Importância da catequese na caminhada vocacional
Nesta conversa com os catequistas da Vigararia de Sacavém, o Patriarca de Lisboa foi também questionado acerca da influência da catequese na sua vida vocacional. Sublinhando que a catequese “é uma recordação muito forte” na sua vida, “porque foi o primeiro contacto com a comunidade cristã, depois de já ter tido alguma iniciação catequética em casa”, D. Manuel Clemente assume que a catequese ajudou a estabelecer o seu caminho de Igreja. “Quer em casa, quer depois na comunidade paroquial, a catequese deu-me uma experiência de Igreja que ficou e que marcou, e que acabou também por determinar o meu próprio caminho, no sentido vocacional cristão, em geral, e sacerdotal, em particular”. Recordando os seus tempos de catequizando, D. Manuel Clemente salientou que nasceu numa família cristã. “Quando fui para a catequese, com cinco, seis anos, já não tive grandes surpresas no que diz respeito a saber o que é Deus, que Deus é Pai, que Jesus é irmão, que Nossa Senhora estava comigo, que podia contar com Eles. O Pai-Nosso e a Avé Maria aprendi em casa, antes de ir para a catequese paroquial propriamente dita”, revelou, sublinhando a importância das experiências feitas em casa e na paróquia. “Para que as palavras família ou filhos de Deus tenham um significado bonito, é preciso que elas evoquem, na nossa memória, coisas positivas. Se não, é mais difícil! A catequese não é apenas a transmissão teórica de conhecimentos, mas de uma vida, que corresponde a experiências que transmitimos uns aos outros”, observou.
As famílias e a catequese
As famílias monoparentais são uma realidade crescente na sociedade e a Igreja tem de estar preparada para esta realidade, entende o Patriarca. “É pena nós vivermos numa sociedade muito desagregada em Portugal”, referiu D. Manuel Clemente, neste encontro vicarial, sublinhando que “em Portugal, neste momento, 45 por cento das crianças nascem fora do matrimónio”. “É quase metade!”, alertou. “Quando nós, depois, na catequese, estivermos a falar de Deus como Pai, estivermos a falar de filhos de Deus, as palavras depois já não evocam, nessas crianças, os mesmos sentimentos que em muitos de nós evocaram. Temos de contar com isso e temos de suprir isso, na medida do possível, com as ajudas que tivermos”.

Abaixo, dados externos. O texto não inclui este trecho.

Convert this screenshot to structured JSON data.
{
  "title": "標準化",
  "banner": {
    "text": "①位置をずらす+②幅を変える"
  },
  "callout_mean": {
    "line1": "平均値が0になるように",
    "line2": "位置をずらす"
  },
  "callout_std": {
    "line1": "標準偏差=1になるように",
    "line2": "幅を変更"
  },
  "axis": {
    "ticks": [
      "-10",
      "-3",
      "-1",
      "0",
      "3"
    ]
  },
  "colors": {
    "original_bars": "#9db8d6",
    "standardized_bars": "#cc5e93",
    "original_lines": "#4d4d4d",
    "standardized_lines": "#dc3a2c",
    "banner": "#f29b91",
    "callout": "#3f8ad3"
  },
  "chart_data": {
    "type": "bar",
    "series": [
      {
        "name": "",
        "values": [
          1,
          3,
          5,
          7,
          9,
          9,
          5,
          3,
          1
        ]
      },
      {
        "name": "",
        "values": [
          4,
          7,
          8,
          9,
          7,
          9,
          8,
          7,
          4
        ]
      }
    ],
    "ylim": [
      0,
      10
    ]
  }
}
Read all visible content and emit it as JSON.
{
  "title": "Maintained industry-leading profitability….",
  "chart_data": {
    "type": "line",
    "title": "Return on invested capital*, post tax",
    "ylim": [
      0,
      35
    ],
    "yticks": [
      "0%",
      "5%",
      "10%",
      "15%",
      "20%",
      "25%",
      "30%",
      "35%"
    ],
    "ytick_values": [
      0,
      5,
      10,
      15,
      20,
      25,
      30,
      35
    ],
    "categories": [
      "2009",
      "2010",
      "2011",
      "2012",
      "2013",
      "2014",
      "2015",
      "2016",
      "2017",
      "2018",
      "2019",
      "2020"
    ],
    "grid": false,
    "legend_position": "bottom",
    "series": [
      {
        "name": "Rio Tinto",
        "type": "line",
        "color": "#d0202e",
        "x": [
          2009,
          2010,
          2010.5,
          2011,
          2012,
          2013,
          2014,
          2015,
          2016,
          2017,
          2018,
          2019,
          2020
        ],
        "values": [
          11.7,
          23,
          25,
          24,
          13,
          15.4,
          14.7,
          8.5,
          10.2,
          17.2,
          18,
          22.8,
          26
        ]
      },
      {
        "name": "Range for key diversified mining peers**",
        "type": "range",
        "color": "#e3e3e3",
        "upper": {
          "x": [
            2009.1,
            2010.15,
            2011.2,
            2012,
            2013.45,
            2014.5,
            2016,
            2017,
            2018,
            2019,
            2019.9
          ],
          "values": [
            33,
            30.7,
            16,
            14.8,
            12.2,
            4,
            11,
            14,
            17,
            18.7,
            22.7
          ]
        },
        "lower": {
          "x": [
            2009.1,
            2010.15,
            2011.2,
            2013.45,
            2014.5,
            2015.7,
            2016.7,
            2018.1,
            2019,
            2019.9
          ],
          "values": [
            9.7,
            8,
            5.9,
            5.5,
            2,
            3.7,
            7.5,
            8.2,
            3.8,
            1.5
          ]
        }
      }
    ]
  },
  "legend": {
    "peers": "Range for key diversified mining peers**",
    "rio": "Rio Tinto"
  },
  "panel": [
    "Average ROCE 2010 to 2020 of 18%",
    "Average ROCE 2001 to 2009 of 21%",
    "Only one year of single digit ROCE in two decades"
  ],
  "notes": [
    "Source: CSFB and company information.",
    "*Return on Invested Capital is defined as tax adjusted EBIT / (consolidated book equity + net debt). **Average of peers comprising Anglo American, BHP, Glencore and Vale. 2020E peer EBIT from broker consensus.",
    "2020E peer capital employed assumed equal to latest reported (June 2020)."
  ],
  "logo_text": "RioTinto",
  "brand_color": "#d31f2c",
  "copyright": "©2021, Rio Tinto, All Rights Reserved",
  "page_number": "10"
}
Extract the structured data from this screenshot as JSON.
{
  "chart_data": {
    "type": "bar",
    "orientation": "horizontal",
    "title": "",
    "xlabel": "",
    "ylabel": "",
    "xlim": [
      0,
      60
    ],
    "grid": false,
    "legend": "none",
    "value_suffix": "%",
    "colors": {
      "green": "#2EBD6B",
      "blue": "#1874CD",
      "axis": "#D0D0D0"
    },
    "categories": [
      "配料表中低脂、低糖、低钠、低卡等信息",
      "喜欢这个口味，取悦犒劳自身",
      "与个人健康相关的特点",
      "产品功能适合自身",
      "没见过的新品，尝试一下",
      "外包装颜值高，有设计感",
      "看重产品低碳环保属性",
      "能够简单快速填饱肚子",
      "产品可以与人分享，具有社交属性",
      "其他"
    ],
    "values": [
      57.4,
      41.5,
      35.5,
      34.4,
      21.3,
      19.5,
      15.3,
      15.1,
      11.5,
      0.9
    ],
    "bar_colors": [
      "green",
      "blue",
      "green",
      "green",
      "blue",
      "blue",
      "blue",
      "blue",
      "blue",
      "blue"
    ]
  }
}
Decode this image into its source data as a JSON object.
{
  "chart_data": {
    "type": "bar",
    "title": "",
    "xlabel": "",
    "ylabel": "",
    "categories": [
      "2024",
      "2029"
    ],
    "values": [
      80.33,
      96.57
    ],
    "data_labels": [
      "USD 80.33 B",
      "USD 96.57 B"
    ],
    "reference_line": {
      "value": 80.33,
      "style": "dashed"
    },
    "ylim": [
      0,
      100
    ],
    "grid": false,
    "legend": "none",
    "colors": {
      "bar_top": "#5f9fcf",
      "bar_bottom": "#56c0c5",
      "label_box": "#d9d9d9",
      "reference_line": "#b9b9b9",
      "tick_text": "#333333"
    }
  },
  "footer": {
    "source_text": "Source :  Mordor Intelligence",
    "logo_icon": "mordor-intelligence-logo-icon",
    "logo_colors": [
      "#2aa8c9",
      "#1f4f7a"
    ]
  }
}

Ainda no que concerne aos pais das crianças da catequese, o Patriarca de Lisboa foi questionado sobre as iniciativas que os catequistas podem desenvolver para, também, catequizar os pais. D. Manuel Clemente apontou que “até aos sete, oito anos, há uma fase muito religiosa nas crianças”. “Alguns psicólogos e pedagogos até lhe chamam a infância adulta, antes depois daquele tumulto da adolescência”. Neste sentido, referiu, o testemunho das crianças pode tocar os pais. “Quando encontramos, sobretudo nessa altura, meninos e meninas com uma convicção, com um sentido espiritual das coisas, com um deslumbramento religioso que é impressionante, eles mexem muito com os pais e as mães e interrogam-nos muito acerca do testemunho cristão que dão”. Também por isso, acrescentou, “é muito importante fazer a ligação catequese-família e família-catequese”.
Ainda a propósito desta temática das famílias, o Patriarca de Lisboa apontou o projeto de catequese familiar que decorre em algumas paróquias da diocese. “São formas de catequese familiar, que envolve diretamente as famílias no processo catequético. É um caminho que se está a desvendar e que pode dar muito bons resultados, porque os pais depois acompanham mesmo a catequese, uma vez que os filhos ‘puxam’ por eles”, observou.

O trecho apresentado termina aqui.